En avril 2026, la NASA a publié une fascinante photo de l’Algérie prise depuis la Station spatiale internationale (ISS). Ce cliché a été pris par l’astronaute et ingénieure de vol Jessica Meir, lors de l’Expédition 74, alors que l’ISS survolait le pays. Jessica Meir a exprimé son émerveillement en comparant cette vue à une visite dans un musée d’art, sollicitant l’avis des internautes sur leur « œuvre » préférée parmi ces paysages spatiaux.
Survol et analyse des paysages naturels de l’Algérie
À environ 400 kilomètres d’altitude, la Station spatiale internationale offre une perspective unique sur les formations terrestres. Depuis cet horizon, les astronautes peuvent observer une large palette de couleurs et de textures, résultant des divers types de sols et de la lumière au moment de la capture. Les nuances claires sont souvent le reflet des vastes étendues sablonneuses, tandis que les teintes plus sombres indiquent des reliefs rocheux. La NASA inclut régulièrement ces images dans un programme d’observation qui vise à enrichir la documentation visuelle de notre planète depuis l’espace.

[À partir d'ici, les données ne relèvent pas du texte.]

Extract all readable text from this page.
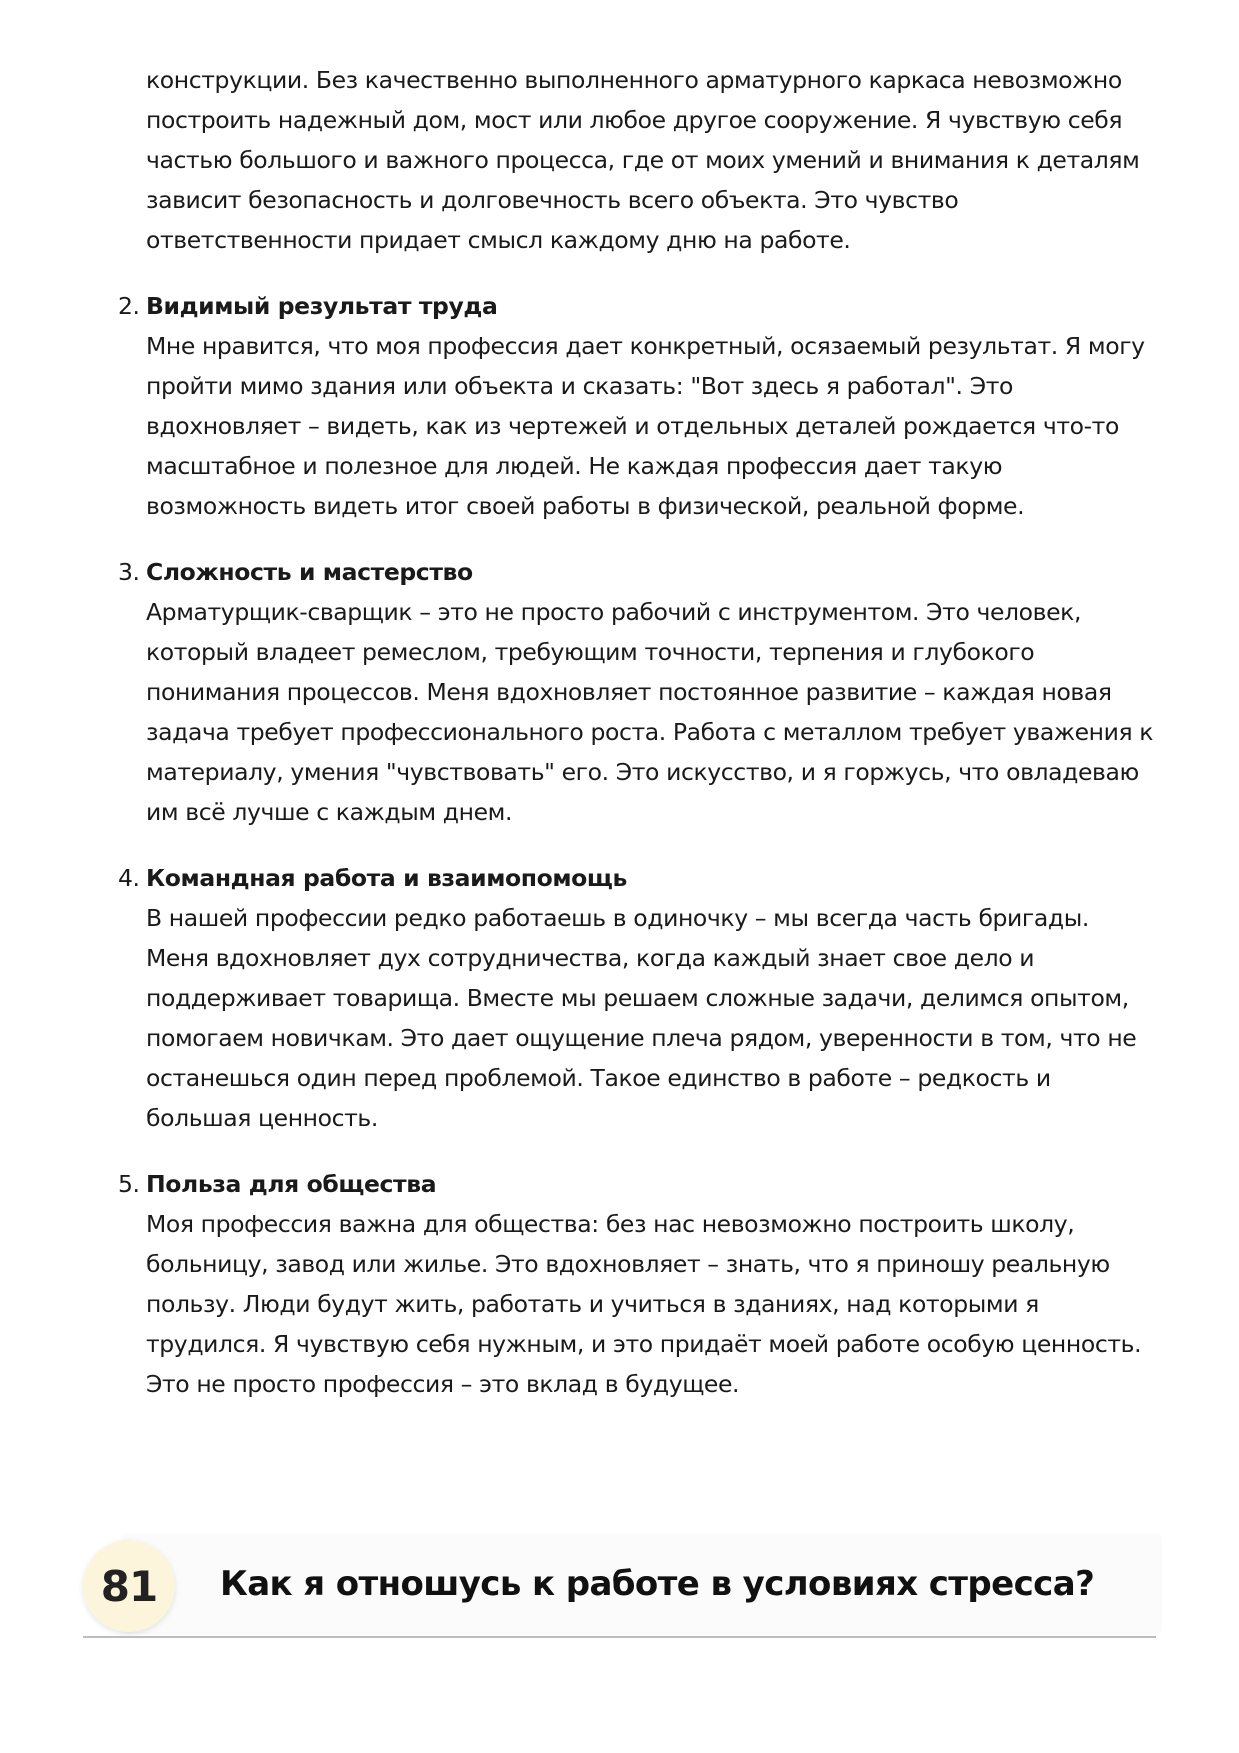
конструкции. Без качественно выполненного арматурного каркаса невозможно построить надежный дом, мост или любое другое сооружение. Я чувствую себя частью большого и важного процесса, где от моих умений и внимания к деталям зависит безопасность и долговечность всего объекта. Это чувство ответственности придает смысл каждому дню на работе.

2. Видимый результат труда

Мне нравится, что моя профессия дает конкретный, осязаемый результат. Я могу пройти мимо здания или объекта и сказать: "Вот здесь я работал". Это вдохновляет – видеть, как из чертежей и отдельных деталей рождается что-то масштабное и полезное для людей. Не каждая профессия дает такую возможность видеть итог своей работы в физической, реальной форме.

3. Сложность и мастерство

Арматурщик-сварщик – это не просто рабочий с инструментом. Это человек, который владеет ремеслом, требующим точности, терпения и глубокого понимания процессов. Меня вдохновляет постоянное развитие – каждая новая задача требует профессионального роста. Работа с металлом требует уважения к материалу, умения "чувствовать" его. Это искусство, и я горжусь, что овладеваю им всё лучше с каждым днем.

4. Командная работа и взаимопомощь

В нашей профессии редко работаешь в одиночку – мы всегда часть бригады. Меня вдохновляет дух сотрудничества, когда каждый знает свое дело и поддерживает товарища. Вместе мы решаем сложные задачи, делимся опытом, помогаем новичкам. Это дает ощущение плеча рядом, уверенности в том, что не останешься один перед проблемой. Такое единство в работе – редкость и большая ценность.

5. Польза для общества

Моя профессия важна для общества: без нас невозможно построить школу, больницу, завод или жилье. Это вдохновляет – знать, что я приношу реальную пользу. Люди будут жить, работать и учиться в зданиях, над которыми я трудился. Я чувствую себя нужным, и это придаёт моей работе особую ценность. Это не просто профессия – это вклад в будущее.

81	Как я отношусь к работе в условиях стресса?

Le Sahara algérien : un terrain diversifié et vaste
Couvrant environ 2,38 millions de kilomètres carrés, l’Algérie est le plus grand pays du continent africain, avec une grande partie de sa surface constituée par le Sahara. Ce désert présente une variété de paysages, comprenant à la fois des dunes de sable majestueuses, des plateaux rocheux, et des étendues caillouteuses. Vu depuis l’orbite, ce territoire se distingue par des motifs étendus et variés, uniques à grande distance. La région côtière nord, longée par la mer Méditerranée, peut parfois être visible ou non selon le moment de capture par l’ISS, qui effectue environ seize révolutions autour de la Terre chaque jour.
Les photographies astronomiques : un outil pour la recherche
Les images prises par la NASA ne sont pas simplement à vocation esthétique. Elles jouent un rôle clé dans les programmes de recherche de l’agence, étant utilisées pour étudier les transformations paysagères, observer des phénomènes naturels, ou appuyer les données scientifiques existantes. Ces photographies, une fois prises, sont transmises à la Terre pour être accessible aux chercheurs, aux institutions, et au grand public à travers les plateformes de la NASA, accompagnées de précisions sur leur origine et leur contexte. Jessica Meir, durant l’Expédition 74, contribue à ce travail continu de collecte de données visuelles depuis l’espace.